SUITE
Voici les dernières infos, sur les circonstances de l'accident :
Il est 17 h, et la jonque se trouve à 130 miles à l'est de
Malte. Pendant plusieurs jours, le temps a été favorable et la progression depuis
Suez s'est faite à vive allure. A présent, la mer est formée,.et l'étrave vient régulièrement frapper contre les vagues qui forment des creux de trois mètres. Un choc plus important que les autres attire l'attention de l'équipage. Dix minutes plus tard, une voie d'eau est constatée à l'avant du bateau, dans les cales. La Boudeuse a sans doute heurté un container flottant entre deux eaux, comme celui qu'elle a croisé la veille et qui avait fait noter au capitaine, dans le journal de bord, qu'il fallait être vigilant. Mais cet obstacle était imparable. Très vite, la lutte s'organise. Elle va durer treize heures. Toutes les pompes rentrent en action, mais l'eau monte inexorablement. Elle finit par provoquer un court-circuit. Les pompes ne marchent plus. A 21 h, Franceschi lance un premier message de détresse. La mer s'est légèrement calmée mais l'eau continue de monter. A 23 h, l'Echo Europa, un pétrolier italien, arrive sur zone. Le capitaine de La Boudeuse lui demande de stationner pendant que l'équipage essaye de sauver la jonque.
Les sept marins présents à bord jettent toute leurs forces dans la bataille. A 1h du matin, Franceschi comprend que la partie est perdue. Il réunit ses compagnons au bar de La Boudeuse, pour un dernier verre.

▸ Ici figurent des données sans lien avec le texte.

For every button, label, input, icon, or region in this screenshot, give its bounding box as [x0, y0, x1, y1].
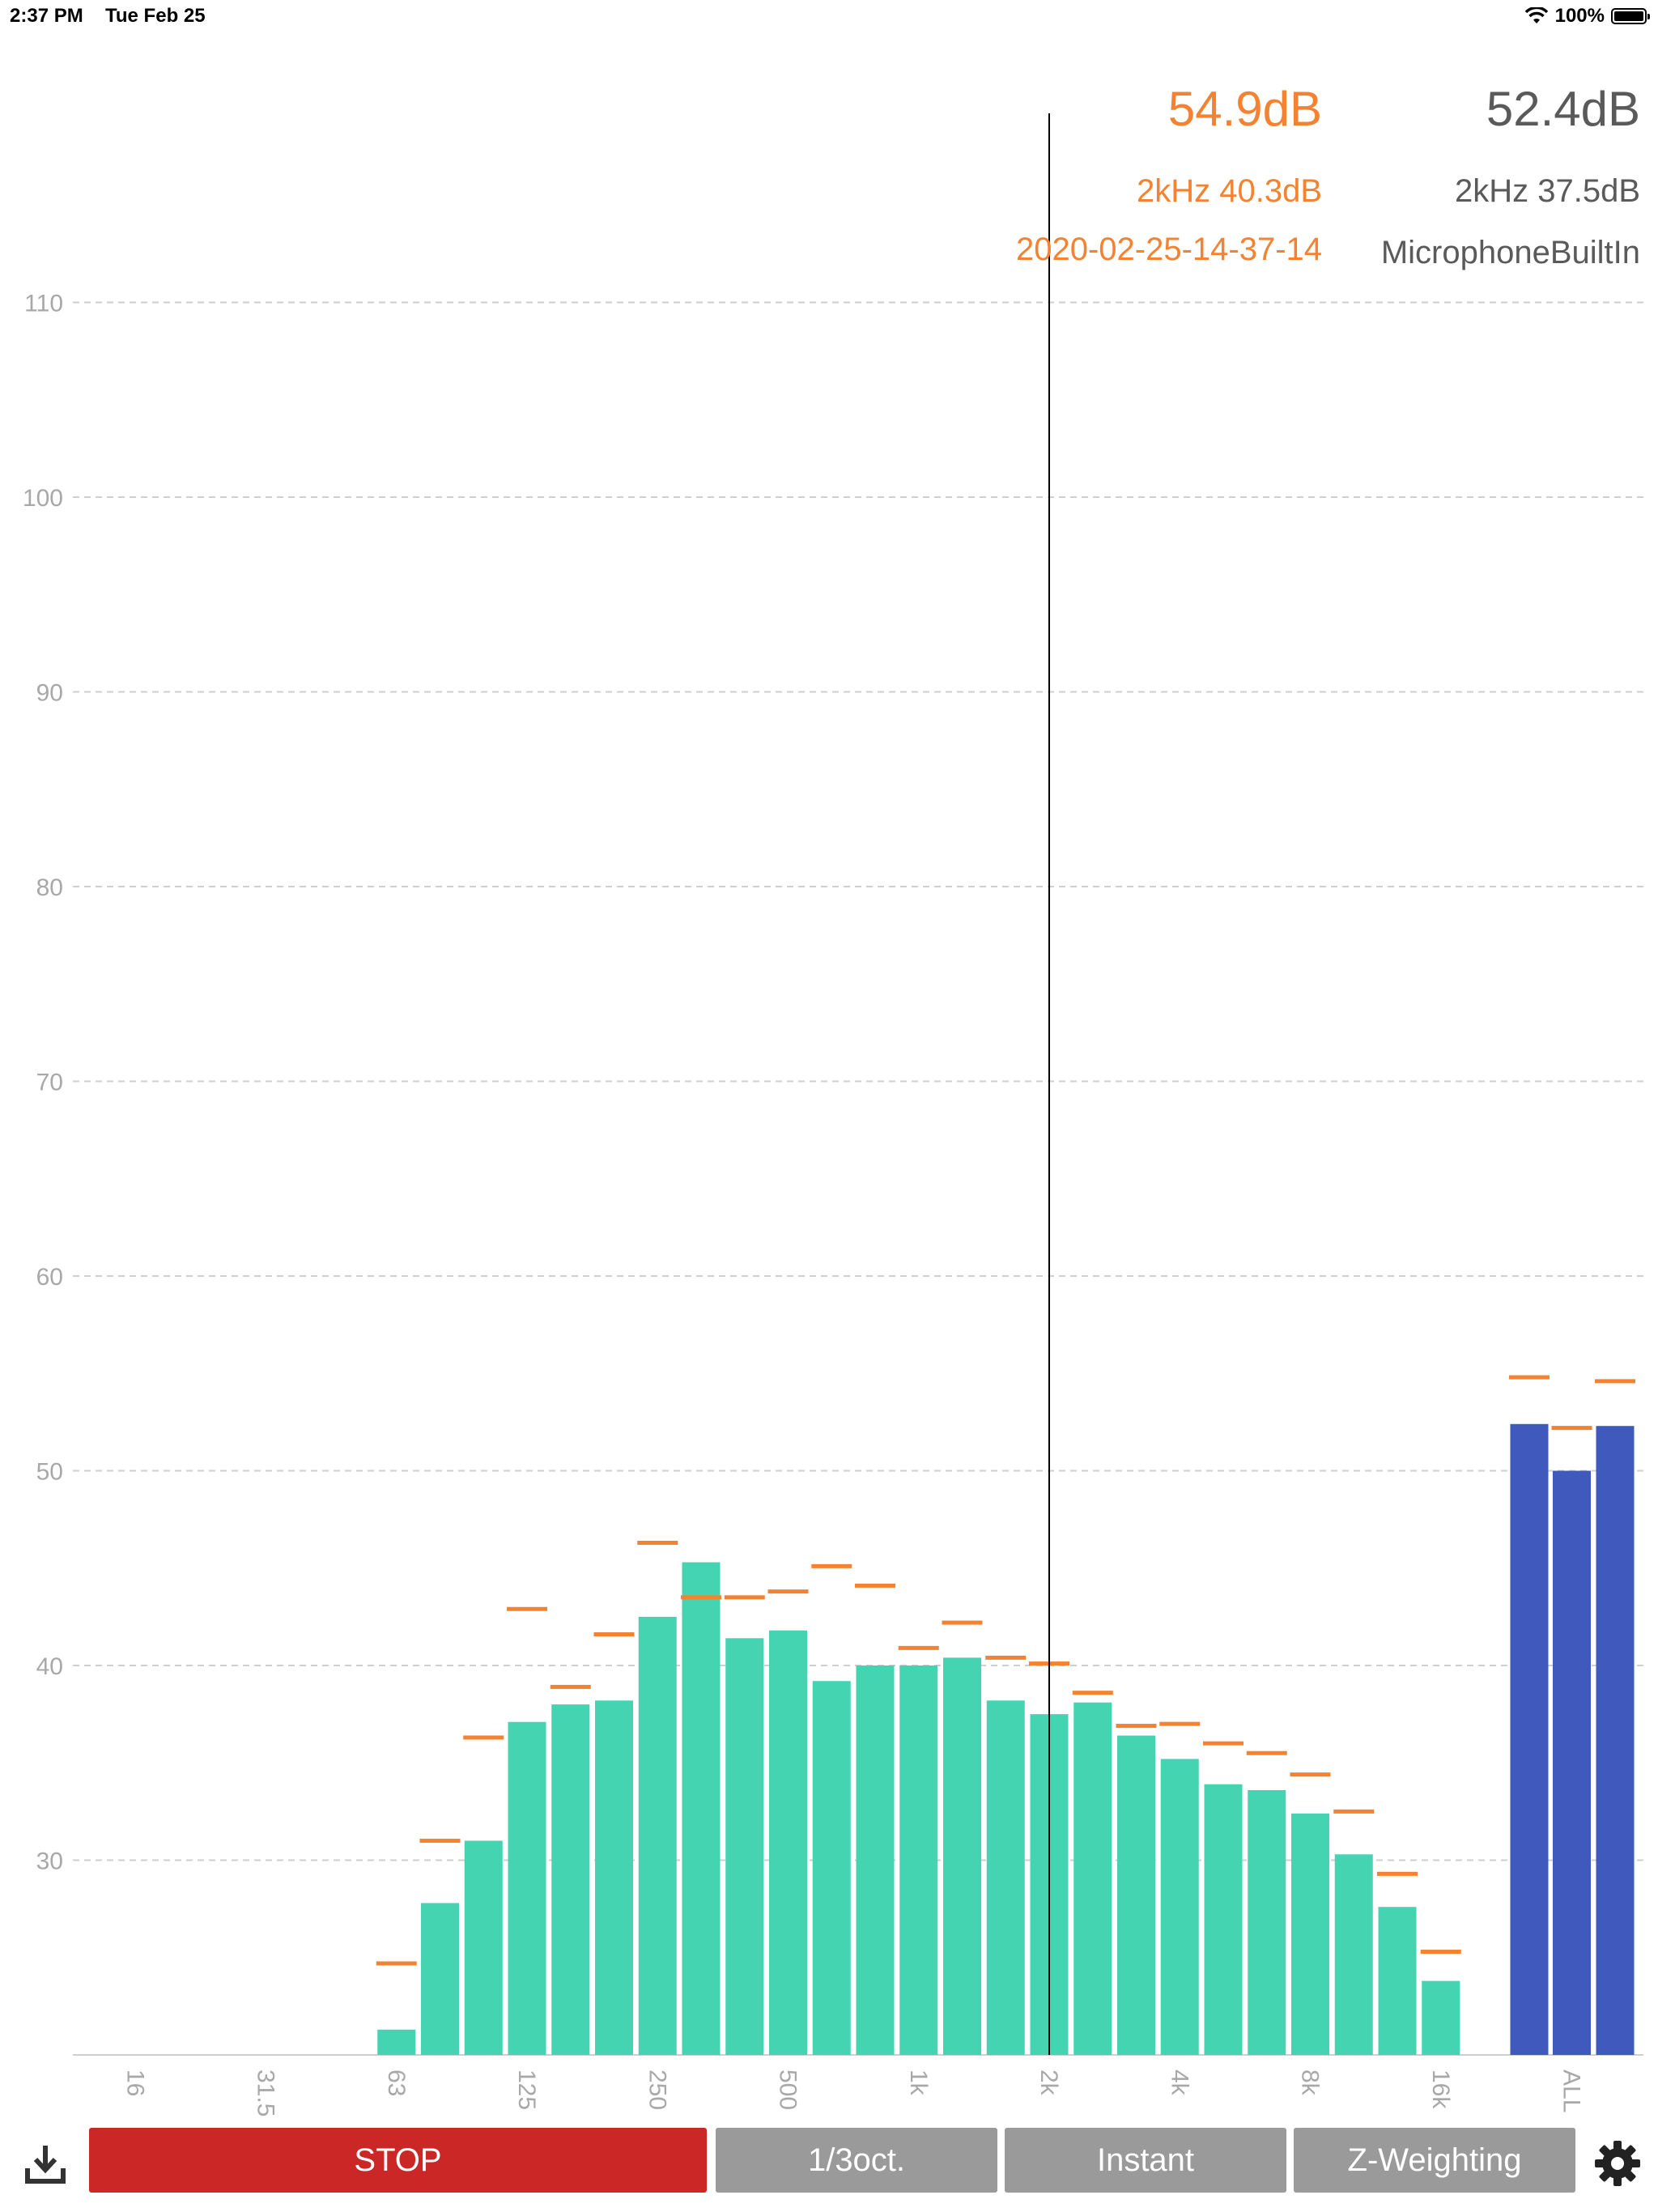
bar-800	[856, 1665, 895, 2055]
y-tick-label-70: 70	[36, 1070, 63, 1096]
peak-6.3k	[1246, 1750, 1287, 1755]
wifi-icon	[1524, 7, 1548, 23]
bar-100	[464, 1840, 503, 2055]
bar-63	[377, 2029, 416, 2055]
peak-200	[593, 1632, 635, 1637]
peak-1.6k	[985, 1655, 1027, 1660]
peak-630	[811, 1563, 852, 1568]
total-bar-1	[1510, 1423, 1549, 2055]
bar-400	[725, 1638, 764, 2055]
peak-10k	[1333, 1809, 1375, 1814]
peak-63	[376, 1961, 417, 1966]
x-tick-label-63: 63	[383, 2069, 410, 2096]
x-tick-label-500: 500	[775, 2069, 801, 2110]
bar-1.25k	[943, 1657, 981, 2055]
x-tick-label-31.5: 31.5	[253, 2069, 279, 2116]
peak-1k	[898, 1645, 939, 1650]
download-icon[interactable]	[23, 2141, 68, 2186]
status-date: Tue Feb 25	[105, 5, 206, 27]
total-peak-1	[1509, 1375, 1550, 1380]
bar-2.5k	[1073, 1702, 1112, 2055]
peak-12.5k	[1377, 1871, 1418, 1876]
peak-2.5k	[1072, 1691, 1113, 1695]
peak-315	[681, 1595, 721, 1600]
secondary-level: 52.4dB	[1486, 82, 1640, 136]
peak-160	[550, 1684, 591, 1689]
peak-16k	[1420, 1950, 1461, 1955]
bar-10k	[1334, 1854, 1373, 2055]
bar-1k	[899, 1665, 938, 2055]
spectrum-chart: 30 40 50 60 70 80 90 100 110 16 31.5 63 125 250 500 1k…	[23, 113, 1643, 2116]
x-tick-label-8k: 8k	[1297, 2069, 1324, 2096]
bar-16k	[1422, 1980, 1460, 2055]
y-tick-label-30: 30	[36, 1848, 63, 1875]
stop-button[interactable]: STOP	[89, 2128, 707, 2193]
bar-3.15k	[1117, 1735, 1155, 2055]
peak-500	[767, 1589, 809, 1594]
status-indicators: 100%	[1524, 5, 1650, 28]
x-tick-label-1k: 1k	[905, 2069, 932, 2096]
status-time: 2:37 PM	[10, 5, 83, 27]
battery-icon	[1611, 8, 1650, 24]
y-tick-label-110: 110	[24, 291, 63, 317]
bar-1.6k	[986, 1700, 1025, 2055]
total-peak-2	[1551, 1426, 1592, 1431]
total-peak-3	[1595, 1379, 1635, 1384]
bar-5k	[1204, 1784, 1243, 2055]
y-tick-label-40: 40	[36, 1653, 63, 1680]
bar-6.3k	[1248, 1789, 1286, 2055]
x-tick-label-4k: 4k	[1166, 2069, 1192, 2096]
y-tick-label-100: 100	[23, 485, 63, 512]
peak-100	[463, 1735, 504, 1740]
peak-8k	[1290, 1772, 1331, 1777]
gear-icon[interactable]	[1592, 2138, 1643, 2189]
peak-1.25k	[942, 1620, 983, 1625]
x-tick-label-250: 250	[644, 2069, 670, 2110]
peak-400	[724, 1595, 765, 1600]
total-bar-3	[1596, 1426, 1635, 2055]
peak-4k	[1159, 1721, 1201, 1726]
bar-12.5k	[1378, 1907, 1417, 2055]
x-tick-label-125: 125	[513, 2069, 540, 2110]
bars-layer	[377, 1423, 1635, 2055]
y-tick-label-60: 60	[36, 1264, 63, 1291]
peak-125	[507, 1606, 547, 1611]
bar-125	[508, 1721, 546, 2055]
peak-800	[855, 1583, 895, 1588]
primary-level: 54.9dB	[1167, 82, 1322, 136]
bar-500	[769, 1630, 807, 2055]
weighting-button[interactable]: Z-Weighting	[1294, 2128, 1575, 2193]
input-device: MicrophoneBuiltIn	[1380, 235, 1640, 270]
x-tick-label-2k: 2k	[1035, 2069, 1062, 2096]
time-mode-button[interactable]: Instant	[1005, 2128, 1286, 2193]
bar-630	[812, 1681, 851, 2055]
y-tick-label-90: 90	[36, 680, 63, 707]
peak-3.15k	[1116, 1724, 1157, 1729]
bar-80	[421, 1903, 459, 2055]
x-tick-label-16: 16	[121, 2069, 148, 2096]
peak-5k	[1203, 1741, 1244, 1746]
y-tick-label-80: 80	[36, 874, 63, 901]
x-tick-label-ALL: ALL	[1558, 2069, 1585, 2112]
peak-250	[637, 1540, 678, 1545]
primary-band-level: 2kHz 40.3dB	[1136, 173, 1322, 209]
bar-8k	[1291, 1813, 1329, 2055]
bar-200	[595, 1700, 633, 2055]
peak-80	[419, 1838, 461, 1843]
primary-timestamp: 2020-02-25-14-37-14	[1015, 232, 1322, 267]
bar-250	[638, 1616, 677, 2055]
y-tick-label-50: 50	[36, 1459, 63, 1486]
battery-percent: 100%	[1554, 5, 1605, 27]
x-tick-labels: 16 31.5 63 125 250 500 1k 2k 4k 8k 16k ALL	[121, 2069, 1584, 2116]
bar-315	[682, 1562, 721, 2055]
bar-160	[551, 1704, 590, 2055]
bar-4k	[1160, 1759, 1199, 2055]
total-bar-2	[1553, 1470, 1591, 2055]
octave-band-button[interactable]: 1/3oct.	[716, 2128, 997, 2193]
status-bar: 2:37 PM Tue Feb 25 100%	[0, 0, 1658, 36]
x-tick-label-16k: 16k	[1427, 2069, 1454, 2109]
toolbar: STOP 1/3oct. Instant Z-Weighting	[0, 2128, 1658, 2194]
secondary-band-level: 2kHz 37.5dB	[1454, 173, 1640, 209]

L'ambiance est surréaliste. L'eau a presque tout envahi, il n'y a plus de lumière. A 3 heures, il confie à Kerneau, le second capitaine, la mission d'évacuer une partie de l'équipage en zodiac vers l'Echo Europa. Guilbert, écrivain et matelot, Pothon, chef-opérateur, et Rondel, mécanicien, s'éloignent vers le pétrolier. Avec ses deux lieutenant, Delaroche et Maury, Franceschi essaye encore... A 5h, L'Echo Europa tente de remorquer La Boudeuse. Peine perdue.
A 6h15, Le capitaine fait monter ses deux lieutenants sur le château arrière. La jonque bascule sur la gauche. A 6h30, c'est la fin. Les trois hommes plongent. Franceschi a quitté son navire le dernier. En se retournant, il voit encore quelques instants, dressé vers le ciel et le jour qui se lève, la plaque sur laquelle s'inscrit le nom de la jonque, avant qu'elle ne sombre définitivement vers les profondeurs.